The decline began around the mid-80s after then-President Burnham passed. On the popular cultural ground began a copycat of standards imported from Jamaica. Sound systems inserted themselves as a cheaper alternative to bands. They promoted themselves through the ‘Bubble Sessions’ that offered more wine and grind hysteria than dance. There was no talent development as with the bands, though the DJ would emerge as a feature and we would begin to lose the ballad, blues and crooners. The standards shifted to either the Reggae or North American singers.

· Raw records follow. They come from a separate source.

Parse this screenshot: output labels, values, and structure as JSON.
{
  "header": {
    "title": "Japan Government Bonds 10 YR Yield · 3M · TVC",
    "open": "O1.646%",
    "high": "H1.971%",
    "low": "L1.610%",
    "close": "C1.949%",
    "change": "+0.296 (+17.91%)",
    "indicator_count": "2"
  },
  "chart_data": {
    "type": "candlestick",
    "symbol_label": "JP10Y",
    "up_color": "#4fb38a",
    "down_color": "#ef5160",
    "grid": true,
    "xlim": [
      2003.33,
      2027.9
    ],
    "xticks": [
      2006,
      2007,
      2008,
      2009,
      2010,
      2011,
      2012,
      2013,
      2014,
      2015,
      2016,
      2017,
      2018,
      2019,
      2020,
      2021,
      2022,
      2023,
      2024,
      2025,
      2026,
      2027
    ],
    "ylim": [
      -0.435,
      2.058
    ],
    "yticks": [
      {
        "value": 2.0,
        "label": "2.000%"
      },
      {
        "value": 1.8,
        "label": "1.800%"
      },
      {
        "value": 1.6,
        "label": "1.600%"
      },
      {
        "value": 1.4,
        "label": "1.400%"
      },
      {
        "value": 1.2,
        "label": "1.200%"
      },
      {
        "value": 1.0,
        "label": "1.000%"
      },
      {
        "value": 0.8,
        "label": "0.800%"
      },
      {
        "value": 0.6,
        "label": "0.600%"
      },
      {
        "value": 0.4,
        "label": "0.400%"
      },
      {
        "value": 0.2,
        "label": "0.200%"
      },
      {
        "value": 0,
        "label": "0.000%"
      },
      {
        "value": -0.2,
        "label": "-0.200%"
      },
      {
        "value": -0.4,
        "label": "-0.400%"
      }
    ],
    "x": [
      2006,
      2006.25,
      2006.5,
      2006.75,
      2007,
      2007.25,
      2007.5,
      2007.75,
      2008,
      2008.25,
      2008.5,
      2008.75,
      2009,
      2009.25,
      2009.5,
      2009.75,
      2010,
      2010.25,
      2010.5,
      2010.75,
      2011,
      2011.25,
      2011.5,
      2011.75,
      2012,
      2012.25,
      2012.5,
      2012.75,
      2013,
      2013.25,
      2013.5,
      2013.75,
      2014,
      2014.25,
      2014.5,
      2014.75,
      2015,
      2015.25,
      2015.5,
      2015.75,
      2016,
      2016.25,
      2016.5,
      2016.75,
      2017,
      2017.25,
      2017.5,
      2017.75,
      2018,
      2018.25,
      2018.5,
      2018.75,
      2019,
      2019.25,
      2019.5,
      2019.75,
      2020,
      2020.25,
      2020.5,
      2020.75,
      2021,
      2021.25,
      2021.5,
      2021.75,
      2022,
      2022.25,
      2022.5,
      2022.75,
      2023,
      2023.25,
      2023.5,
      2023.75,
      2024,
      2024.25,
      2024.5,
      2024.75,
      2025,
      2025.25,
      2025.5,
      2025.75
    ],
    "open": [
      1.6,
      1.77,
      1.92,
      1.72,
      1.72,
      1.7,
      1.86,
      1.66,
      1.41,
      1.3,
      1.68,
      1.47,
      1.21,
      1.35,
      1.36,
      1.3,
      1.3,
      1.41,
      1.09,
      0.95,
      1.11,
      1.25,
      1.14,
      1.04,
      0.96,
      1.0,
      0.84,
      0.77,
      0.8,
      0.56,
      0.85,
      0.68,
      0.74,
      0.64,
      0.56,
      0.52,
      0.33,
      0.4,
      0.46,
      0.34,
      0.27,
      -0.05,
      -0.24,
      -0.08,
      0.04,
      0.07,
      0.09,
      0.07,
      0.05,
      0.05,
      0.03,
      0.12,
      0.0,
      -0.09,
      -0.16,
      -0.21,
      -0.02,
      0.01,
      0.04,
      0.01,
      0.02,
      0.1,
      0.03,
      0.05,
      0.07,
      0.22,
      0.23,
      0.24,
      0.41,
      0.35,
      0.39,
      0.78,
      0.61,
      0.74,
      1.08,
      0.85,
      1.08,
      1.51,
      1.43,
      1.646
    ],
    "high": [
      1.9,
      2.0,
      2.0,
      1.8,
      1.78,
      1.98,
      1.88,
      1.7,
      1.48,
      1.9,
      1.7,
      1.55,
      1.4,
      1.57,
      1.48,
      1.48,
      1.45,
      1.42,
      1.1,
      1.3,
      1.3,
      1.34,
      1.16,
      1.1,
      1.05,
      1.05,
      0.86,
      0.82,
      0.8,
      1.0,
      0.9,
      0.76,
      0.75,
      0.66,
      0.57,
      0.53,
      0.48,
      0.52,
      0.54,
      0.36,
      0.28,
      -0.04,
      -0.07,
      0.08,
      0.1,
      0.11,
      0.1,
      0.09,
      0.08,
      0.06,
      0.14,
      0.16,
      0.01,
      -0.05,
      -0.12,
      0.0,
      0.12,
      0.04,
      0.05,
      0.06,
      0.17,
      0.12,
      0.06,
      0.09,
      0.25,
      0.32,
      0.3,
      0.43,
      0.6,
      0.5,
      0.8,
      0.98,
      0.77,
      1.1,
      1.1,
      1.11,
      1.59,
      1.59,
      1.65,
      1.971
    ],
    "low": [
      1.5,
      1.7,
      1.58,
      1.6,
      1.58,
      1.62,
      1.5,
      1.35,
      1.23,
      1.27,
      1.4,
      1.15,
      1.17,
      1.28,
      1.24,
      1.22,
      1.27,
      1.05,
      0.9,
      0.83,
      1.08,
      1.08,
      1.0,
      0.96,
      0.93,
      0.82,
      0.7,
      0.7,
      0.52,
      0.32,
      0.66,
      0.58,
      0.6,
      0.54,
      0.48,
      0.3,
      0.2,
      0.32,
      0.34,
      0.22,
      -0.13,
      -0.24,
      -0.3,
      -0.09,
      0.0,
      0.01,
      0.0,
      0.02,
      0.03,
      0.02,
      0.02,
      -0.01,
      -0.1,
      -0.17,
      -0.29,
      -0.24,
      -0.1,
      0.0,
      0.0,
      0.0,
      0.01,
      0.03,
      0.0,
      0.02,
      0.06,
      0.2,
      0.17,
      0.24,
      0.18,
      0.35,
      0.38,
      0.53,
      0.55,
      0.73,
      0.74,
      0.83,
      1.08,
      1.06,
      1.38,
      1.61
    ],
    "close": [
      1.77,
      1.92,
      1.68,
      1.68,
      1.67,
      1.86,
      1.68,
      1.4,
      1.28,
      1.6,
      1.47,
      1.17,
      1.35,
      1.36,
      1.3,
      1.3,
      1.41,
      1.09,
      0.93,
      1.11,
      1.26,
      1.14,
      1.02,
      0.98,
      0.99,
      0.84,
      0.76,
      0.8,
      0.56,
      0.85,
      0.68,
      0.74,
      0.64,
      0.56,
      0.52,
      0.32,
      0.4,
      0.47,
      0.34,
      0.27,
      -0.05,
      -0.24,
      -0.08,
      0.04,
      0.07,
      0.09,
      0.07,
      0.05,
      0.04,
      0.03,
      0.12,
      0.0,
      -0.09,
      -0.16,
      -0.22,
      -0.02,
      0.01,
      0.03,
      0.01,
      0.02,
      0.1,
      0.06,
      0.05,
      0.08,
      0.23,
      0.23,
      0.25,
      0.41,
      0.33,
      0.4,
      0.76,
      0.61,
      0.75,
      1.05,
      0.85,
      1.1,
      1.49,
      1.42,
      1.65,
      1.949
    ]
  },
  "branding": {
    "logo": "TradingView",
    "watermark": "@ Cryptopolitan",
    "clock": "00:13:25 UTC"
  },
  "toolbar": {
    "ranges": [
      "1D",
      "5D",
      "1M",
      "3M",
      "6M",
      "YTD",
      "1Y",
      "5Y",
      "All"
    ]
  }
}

Though the Sound systems in Jamaica served a different purpose, to quote: “The prime function of the deejay is to enhance the rhythm and encourage the customers to dance to it. In a sense, the Jamaican deejay acts as a literal talking drum. He chants rhythmically along with the record, generally entering on anticipatory beats and keying his phases to rhythms and syncopations based on sixteenth notes.” Reggae International. This is not what we copied, this experiment was otherwise conducted in Guyana by singers in our popular bands with their renditions of songs, with the Guyanese bands lay the development and conduit of interpretations and of original music. The deejays we knew, played music to a ritual of moods, offer appealing anecdotes in relation to the atmosphere created by the music, while the copied Jamaican deejay is based vaguely on the musical style of Dennis Al Capone and the Big Youth era, and is still to develop a local expression of a relationship with the rhythm and added poetic lyrics to enhance the cover song or track enough to compete on stage accompanied by talented musicians. Major Joby, Buster and the late Troy C, had mastered that.

This article was inspired by a conversation I recently had in the Bank with Trevor Rogers, a talented musician, on the wasted talents and the prospects for musicians and their passions. I concluded a long time ago that we can always stimulate new talent, but the bell around the cat lies with inspiring fruitful careers and holding a respected niche in the earning economy.